Associated Press photos

U.S. veteran rocker Patti Smith sings a song during the opening festivities for her art exhibit, "Patti Smith, Land 250," at the Fondation Cartier in Paris on March 27.

Rocker gets solo art show in Paris

By Angela Doland

Associated Press


PARIS — A rocker, poet and activist, Patti Smith is already a Renaissance woman. With her first major solo exhibit of drawings and photographs opening recently in Paris, she earns the title of visual artist, too.

Smith, 61, calls the exhibit that opened March 28 at the Fondation Cartier "an open door welcoming people into my world." What may surprise fans is that her visual work is apolitical. From scratchy pencil drawings to Polaroid snapshots, it’s dreamy and a touch surreal.

"Music and performance within the arena of rock ’n’ roll has given me an opportunity to use my voice to communicate with many people, to speak out for human rights, against social injustice, against war, for our environment," the "People Have the Power" singer said ahead of the opening.

"But the other fields in which I work give me an opportunity to express my own inner world, which is not political. Artists must have the freedom to express their own vision, which is sometimes celestial, universal, on a whole other plane than the political situation in the world."
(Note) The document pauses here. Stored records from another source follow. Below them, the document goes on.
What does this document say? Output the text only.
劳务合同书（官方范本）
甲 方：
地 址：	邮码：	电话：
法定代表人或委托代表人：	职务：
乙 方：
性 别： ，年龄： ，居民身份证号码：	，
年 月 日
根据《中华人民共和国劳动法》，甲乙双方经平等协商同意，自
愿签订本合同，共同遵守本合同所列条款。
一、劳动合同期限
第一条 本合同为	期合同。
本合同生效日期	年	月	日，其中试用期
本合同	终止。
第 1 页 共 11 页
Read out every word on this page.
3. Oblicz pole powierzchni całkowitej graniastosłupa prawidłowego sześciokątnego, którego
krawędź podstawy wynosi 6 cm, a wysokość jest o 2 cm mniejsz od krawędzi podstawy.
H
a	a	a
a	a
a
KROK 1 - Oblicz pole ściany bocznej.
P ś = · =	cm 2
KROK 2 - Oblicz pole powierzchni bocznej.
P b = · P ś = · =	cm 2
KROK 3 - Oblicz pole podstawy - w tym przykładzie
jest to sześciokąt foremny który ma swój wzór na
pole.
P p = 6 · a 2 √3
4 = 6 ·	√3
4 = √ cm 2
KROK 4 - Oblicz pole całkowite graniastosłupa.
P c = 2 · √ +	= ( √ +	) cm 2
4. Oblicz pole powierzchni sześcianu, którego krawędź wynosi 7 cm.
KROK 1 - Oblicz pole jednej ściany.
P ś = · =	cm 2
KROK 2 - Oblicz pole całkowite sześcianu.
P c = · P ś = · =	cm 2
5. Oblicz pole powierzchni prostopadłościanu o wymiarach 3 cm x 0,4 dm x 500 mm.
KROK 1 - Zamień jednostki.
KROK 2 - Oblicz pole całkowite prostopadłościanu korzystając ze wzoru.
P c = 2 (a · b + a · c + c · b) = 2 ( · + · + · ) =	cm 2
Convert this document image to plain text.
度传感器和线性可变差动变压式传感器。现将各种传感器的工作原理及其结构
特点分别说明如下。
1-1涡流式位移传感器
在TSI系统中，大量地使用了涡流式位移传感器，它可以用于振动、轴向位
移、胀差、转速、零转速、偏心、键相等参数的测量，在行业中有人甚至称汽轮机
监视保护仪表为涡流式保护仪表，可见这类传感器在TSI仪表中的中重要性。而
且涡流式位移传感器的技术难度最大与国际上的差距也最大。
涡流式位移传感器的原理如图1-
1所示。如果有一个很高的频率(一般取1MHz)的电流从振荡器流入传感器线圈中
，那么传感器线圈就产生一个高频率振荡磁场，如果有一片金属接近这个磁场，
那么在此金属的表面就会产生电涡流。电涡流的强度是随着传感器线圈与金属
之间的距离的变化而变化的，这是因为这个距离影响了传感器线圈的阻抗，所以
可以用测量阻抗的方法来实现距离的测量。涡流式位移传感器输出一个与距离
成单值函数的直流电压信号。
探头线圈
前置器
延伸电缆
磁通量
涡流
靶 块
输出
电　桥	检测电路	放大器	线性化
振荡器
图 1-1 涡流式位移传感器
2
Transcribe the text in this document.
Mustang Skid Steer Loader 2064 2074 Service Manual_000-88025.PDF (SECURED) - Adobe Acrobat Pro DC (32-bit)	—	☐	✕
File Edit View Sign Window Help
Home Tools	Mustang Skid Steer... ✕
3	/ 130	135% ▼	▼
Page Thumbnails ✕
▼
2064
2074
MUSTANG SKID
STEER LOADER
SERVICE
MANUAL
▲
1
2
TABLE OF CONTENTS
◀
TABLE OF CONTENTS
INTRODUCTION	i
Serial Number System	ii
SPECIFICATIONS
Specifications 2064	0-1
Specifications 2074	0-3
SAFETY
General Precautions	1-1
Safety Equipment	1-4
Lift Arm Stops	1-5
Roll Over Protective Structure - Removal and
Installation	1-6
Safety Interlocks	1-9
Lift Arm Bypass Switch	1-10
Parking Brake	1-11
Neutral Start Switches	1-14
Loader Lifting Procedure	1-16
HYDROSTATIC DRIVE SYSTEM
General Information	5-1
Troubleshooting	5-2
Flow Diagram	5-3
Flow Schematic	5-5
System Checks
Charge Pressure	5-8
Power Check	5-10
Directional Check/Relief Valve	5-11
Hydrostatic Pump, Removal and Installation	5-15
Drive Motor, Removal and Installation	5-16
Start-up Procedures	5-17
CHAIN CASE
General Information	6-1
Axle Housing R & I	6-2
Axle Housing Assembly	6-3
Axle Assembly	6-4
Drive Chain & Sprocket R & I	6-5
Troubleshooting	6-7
The exhibit, called "Land 250," draws from art Smith created from 1967 to 2007, some of it during stays in Paris. Though Smith has had smaller gallery shows, this is her first major exhibit, and most of the art on display had never been seen by the public, said curator Grazia Quaroni.

Smith fans will be intrigued by the insight into her music and inspirations, as well as by the videos projected on screens throughout the show. For everyone else, the art will probably go over their heads.

There are snapshots of graveyard headstones — Smith enjoys wandering through cemeteries. There are biting crayon portraits of Smith and her friends. There are also photographs of inanimate objects that belonged to her artistic inspirations: poet Arthur Rimbaud’s fork and spoon; Virginia Woolf’s bed; and Hermann Hesse’s typewriter.

Most of the photos were taken with a vintage Polaroid Land 250. She started using the camera in 1995, soon after the deaths of her brother and her husband, Fred "Sonic" Smith.


"I felt so weary as a human being," she said. "I was unable to concentrate, to write, to draw. I was just emotionally and physically unable to express myself in any way that took a lot of concentrated energy. Taking the Polaroids, because it was simple and immediate, gave me an immediate response to a creative need."

Smith has gotten her son and daughter, Jackson and Jesse, involved in the show. Jackson is to spend a few afternoons hanging out at the exhibit, strumming the guitar and chatting with visitors. Jesse was set to play piano on opening day as her mother read from Woolf’s writings, part of a series of evening events and concerts to coincide with the exhibit.

The show is the latest French honor for Smith, who in 2005, was named a commander in the prestigious Order of Arts and Letters.